Sugar (Skyscape, 2015) is the tale of Mercy Legowski-Gracia a Junior in high school who is struggling literally and figuratively under the weight of her mother’s abuse. Sugar, who got the nickname because she loved sweets, is constantly ridiculed by her mother and brother for being fat. Morbidly obese herself, her mother is confined to her bedroom, which leaves Sugar the woman of the house. Desperate for love she endures the name calling and insults because she believes that she is being a good daughter. To couple the abuse at home she endures abuse at school through constant bullying. While she does have at least one friend, the girl is wrapped in her own issues and doesn’t really offer Sugar much help in the way of recognizing her situation or helping to alleviate some of the pressure. And then she meets Even. Even likes Sugar as she is and through a budding friendship-that-could-be-more she begins to come into her own.
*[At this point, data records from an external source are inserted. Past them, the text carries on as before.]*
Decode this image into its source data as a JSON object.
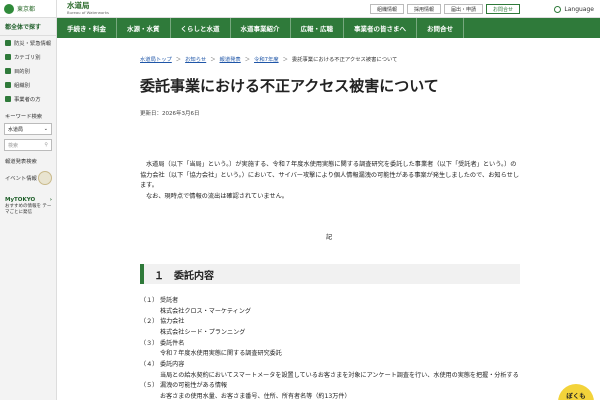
{
  "sidebar": {
    "logo_text": "東京都",
    "section_title": "都全体で探す",
    "items": [
      {
        "label": "防災・緊急情報"
      },
      {
        "label": "カテゴリ別"
      },
      {
        "label": "目的別"
      },
      {
        "label": "組織別"
      },
      {
        "label": "事業者の方"
      }
    ],
    "keyword_label": "キーワード検索",
    "select_value": "水道局",
    "search_placeholder": "検索",
    "press_label": "報道発表検索",
    "event_label": "イベント情報",
    "mytokyo_title": "MyTOKYO",
    "mytokyo_sub": "おすすめの情報を テーマごとに発信"
  },
  "header": {
    "title": "水道局",
    "subtitle": "Bureau of Waterworks",
    "links": [
      "組織情報",
      "採用情報",
      "届出・申請",
      "お問合せ"
    ],
    "language": "Language"
  },
  "nav": [
    "手続き・料金",
    "水源・水質",
    "くらしと水道",
    "水道事業紹介",
    "広報・広聴",
    "事業者の皆さまへ",
    "お問合せ"
  ],
  "breadcrumb": [
    "水道局トップ",
    "お知らせ",
    "報道発表",
    "令和7年度",
    "委託事業における不正アクセス被害について"
  ],
  "page": {
    "title": "委託事業における不正アクセス被害について",
    "updated": "更新日：2026年3月6日",
    "para1": "水道局（以下「当局」という。）が実施する、令和７年度水使用実態に関する調査研究を委託した事業者（以下「受託者」という。）の協力会社（以下「協力会社」という。）において、サイバー攻撃により個人情報漏洩の可能性がある事案が発生しましたので、お知らせします。",
    "para2": "なお、現時点で情報の流出は確認されていません。",
    "ki": "記",
    "section1": "１　委託内容",
    "list": {
      "i1_num": "（１）",
      "i1_label": "受託者",
      "i1_value": "株式会社クロス・マーケティング",
      "i2_num": "（２）",
      "i2_label": "協力会社",
      "i2_value": "株式会社シード・プランニング",
      "i3_num": "（３）",
      "i3_label": "委託件名",
      "i3_value": "令和７年度水使用実態に関する調査研究委託",
      "i4_num": "（４）",
      "i4_label": "委託内容",
      "i4_value": "当局との給水契約においてスマートメータを設置しているお客さまを対象にアンケート調査を行い、水使用の実態を把握・分析する",
      "i5_num": "（５）",
      "i5_label": "漏洩の可能性がある情報",
      "i5_value": "お客さまの使用水量、お客さま番号、住所、所有者名等（約13万件）"
    }
  },
  "badge": "ぼくも",
  "colors": {
    "primary_green": "#2f7a3a"
  }
}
I won’t give away more than that, but I will say that while this book did get really depressing at times there were a great many bright spots. The imagery surrounding how Sugar feels when she’s eating sweets and the physical and emotional reactions she has to eating are really vivid, and I can’t say I’ve seen food addiction depicted in such a way. There are also some fantastically romantic scenes that are rarely written for girls who aren’t thin and perceived as beautiful. Fans of romance will want to re-read them over and over, but I wouldn’t peg this book as a romance. It’s a coming-of-age novel and it’s a journey of self-actualization. In the end it just makes you feel good. It isn’t that the book has prose that makes you weep or a thrilling page-turner plot-line, but about the very real warmth the book gives you after reading it. It was a joy to read and a joy to share.
One caveat for librarians, I read this using my Kindle Unlimited subscription, but I know that one of my book jobbers had a hard time finding the book so they could order it for my library. I’d check around to make sure you can get a copy. It really is worth it.